2. De politieambtenaren verlieten de woning na ongeveer een half uur. In de woning werd niets ter zake dienende aangetroffen. Toen verzoekers later thuis kwamen, troffen zij een briefje aan van inspecteur van politie S. van het regionale politiekorps Midden en West Brabant met de mededeling dat er in hun woning een huiszoeking was verricht. Op het briefje stond een telefoonnummer van de politie Midden en West Brabant en de namen van een tweetal politiefunctionarissen (M. en H.) die informatie konden verstrekken over de huiszoeking.

De volgende dag spraken verzoekers ook nog met ambtenaren van het regionale politie­korps Limburg-Zuid.

3. Inspecteur M. van het regionale politiekorps Midden en West Brabant zond verzoekers vervolgens op 22 juli 1998 de volgende brief:

"De afgelopen dagen heb ik enkele malen telefonisch contact met u gehad. Daarin heb ik uiteengezet, dat op grond van de voorhanden zijnde informatie in uw woning op juridisch juiste gronden huiszoeking is gedaan.

Later is mij gebleken, dat een dergelijk onderzoek overbodig is geweest.

Bij het binnentreden in uw woning is schade aangericht. Ik heb u toegezegd dat deze vergoed wordt.

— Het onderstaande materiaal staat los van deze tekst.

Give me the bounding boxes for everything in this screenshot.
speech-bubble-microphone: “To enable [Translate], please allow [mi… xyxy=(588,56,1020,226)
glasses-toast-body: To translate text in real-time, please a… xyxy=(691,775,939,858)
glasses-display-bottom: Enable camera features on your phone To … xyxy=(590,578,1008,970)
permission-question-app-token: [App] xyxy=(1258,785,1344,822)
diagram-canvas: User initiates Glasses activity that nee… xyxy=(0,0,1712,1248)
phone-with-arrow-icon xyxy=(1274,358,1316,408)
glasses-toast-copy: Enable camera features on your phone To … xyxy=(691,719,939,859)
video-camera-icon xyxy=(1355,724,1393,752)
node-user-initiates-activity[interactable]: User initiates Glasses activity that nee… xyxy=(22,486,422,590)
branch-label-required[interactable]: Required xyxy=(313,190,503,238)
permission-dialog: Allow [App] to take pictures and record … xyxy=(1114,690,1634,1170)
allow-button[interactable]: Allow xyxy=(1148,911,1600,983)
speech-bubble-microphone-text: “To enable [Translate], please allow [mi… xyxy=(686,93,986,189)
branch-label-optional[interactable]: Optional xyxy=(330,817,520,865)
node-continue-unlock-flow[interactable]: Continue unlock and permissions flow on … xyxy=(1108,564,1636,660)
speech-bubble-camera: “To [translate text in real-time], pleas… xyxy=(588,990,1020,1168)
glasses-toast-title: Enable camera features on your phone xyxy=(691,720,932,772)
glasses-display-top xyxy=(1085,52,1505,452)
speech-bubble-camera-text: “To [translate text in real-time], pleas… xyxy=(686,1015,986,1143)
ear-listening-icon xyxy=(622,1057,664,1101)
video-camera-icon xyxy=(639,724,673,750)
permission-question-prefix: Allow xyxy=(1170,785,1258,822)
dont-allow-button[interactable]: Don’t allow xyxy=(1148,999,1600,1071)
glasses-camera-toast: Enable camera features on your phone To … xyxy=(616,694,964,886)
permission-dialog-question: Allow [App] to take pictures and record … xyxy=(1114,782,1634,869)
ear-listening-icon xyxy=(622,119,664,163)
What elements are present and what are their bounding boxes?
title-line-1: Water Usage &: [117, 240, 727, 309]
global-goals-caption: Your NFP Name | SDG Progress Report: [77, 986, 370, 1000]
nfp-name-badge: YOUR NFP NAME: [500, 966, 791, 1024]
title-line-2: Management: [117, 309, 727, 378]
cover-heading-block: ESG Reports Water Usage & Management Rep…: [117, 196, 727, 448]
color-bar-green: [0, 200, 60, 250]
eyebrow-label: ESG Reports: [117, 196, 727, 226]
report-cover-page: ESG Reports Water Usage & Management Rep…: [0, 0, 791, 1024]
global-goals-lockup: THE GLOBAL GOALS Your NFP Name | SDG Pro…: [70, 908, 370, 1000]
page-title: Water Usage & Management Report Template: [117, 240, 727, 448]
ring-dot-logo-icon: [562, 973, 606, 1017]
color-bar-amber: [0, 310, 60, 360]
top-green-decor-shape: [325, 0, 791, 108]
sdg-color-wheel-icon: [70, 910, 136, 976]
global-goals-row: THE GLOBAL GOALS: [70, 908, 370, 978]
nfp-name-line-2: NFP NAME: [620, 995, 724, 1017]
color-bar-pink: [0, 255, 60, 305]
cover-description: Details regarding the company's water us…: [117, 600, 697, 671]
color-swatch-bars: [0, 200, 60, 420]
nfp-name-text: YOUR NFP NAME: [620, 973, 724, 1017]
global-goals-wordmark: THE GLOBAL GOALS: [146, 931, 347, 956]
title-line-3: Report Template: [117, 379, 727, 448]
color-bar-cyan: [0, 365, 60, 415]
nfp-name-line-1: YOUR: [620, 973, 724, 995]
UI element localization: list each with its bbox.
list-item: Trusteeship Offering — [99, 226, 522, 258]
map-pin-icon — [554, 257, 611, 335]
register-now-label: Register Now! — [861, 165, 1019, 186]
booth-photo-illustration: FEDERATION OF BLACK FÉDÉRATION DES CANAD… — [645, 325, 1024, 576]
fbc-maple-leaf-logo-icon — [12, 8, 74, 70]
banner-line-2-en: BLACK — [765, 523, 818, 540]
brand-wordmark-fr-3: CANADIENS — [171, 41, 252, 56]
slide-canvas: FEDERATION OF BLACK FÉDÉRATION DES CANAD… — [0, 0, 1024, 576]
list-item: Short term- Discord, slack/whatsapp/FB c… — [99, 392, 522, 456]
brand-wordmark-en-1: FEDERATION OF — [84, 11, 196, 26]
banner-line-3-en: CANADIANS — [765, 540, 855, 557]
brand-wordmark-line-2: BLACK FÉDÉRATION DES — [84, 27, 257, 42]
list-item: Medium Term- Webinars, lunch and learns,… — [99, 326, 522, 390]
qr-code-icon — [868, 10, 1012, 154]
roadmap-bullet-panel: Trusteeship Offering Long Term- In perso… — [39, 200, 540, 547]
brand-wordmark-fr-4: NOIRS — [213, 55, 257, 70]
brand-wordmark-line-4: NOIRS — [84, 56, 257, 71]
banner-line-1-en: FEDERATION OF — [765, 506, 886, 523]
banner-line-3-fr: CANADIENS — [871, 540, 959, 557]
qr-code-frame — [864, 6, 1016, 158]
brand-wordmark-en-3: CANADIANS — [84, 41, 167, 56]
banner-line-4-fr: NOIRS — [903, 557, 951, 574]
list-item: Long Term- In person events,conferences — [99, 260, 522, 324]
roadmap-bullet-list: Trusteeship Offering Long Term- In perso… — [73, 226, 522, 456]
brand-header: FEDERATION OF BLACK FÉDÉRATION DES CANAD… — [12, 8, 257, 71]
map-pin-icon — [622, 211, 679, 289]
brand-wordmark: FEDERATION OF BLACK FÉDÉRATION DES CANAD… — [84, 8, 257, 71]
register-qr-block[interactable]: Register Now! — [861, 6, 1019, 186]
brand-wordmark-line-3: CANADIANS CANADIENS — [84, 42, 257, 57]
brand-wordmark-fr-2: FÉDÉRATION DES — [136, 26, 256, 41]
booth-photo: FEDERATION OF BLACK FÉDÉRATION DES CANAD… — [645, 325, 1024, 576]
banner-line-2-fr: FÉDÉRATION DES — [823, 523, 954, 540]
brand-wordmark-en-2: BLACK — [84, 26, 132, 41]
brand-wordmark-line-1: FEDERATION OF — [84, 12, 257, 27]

Ik begrijp ten volle dat u zeer geschokt bent vanwege het feit, dat er tijdens uw afwezig­heid anderen in uw woning zijn geweest.

Wat gebeurd is, kan ik helaas niet terugdraaien.

Wel vraag ik begrip voor hetgeen heeft plaatsgevonden.

Voor het ontstane ongemak bied ik u mijn welgemeende excuses aan welke ik vergezeld laat gaan van een bos bloemen. Ik hoop tevens, dat het vertrouwen tussen u en de politie niet geschaad is en dat een volgende contact prettiger zal verlopen."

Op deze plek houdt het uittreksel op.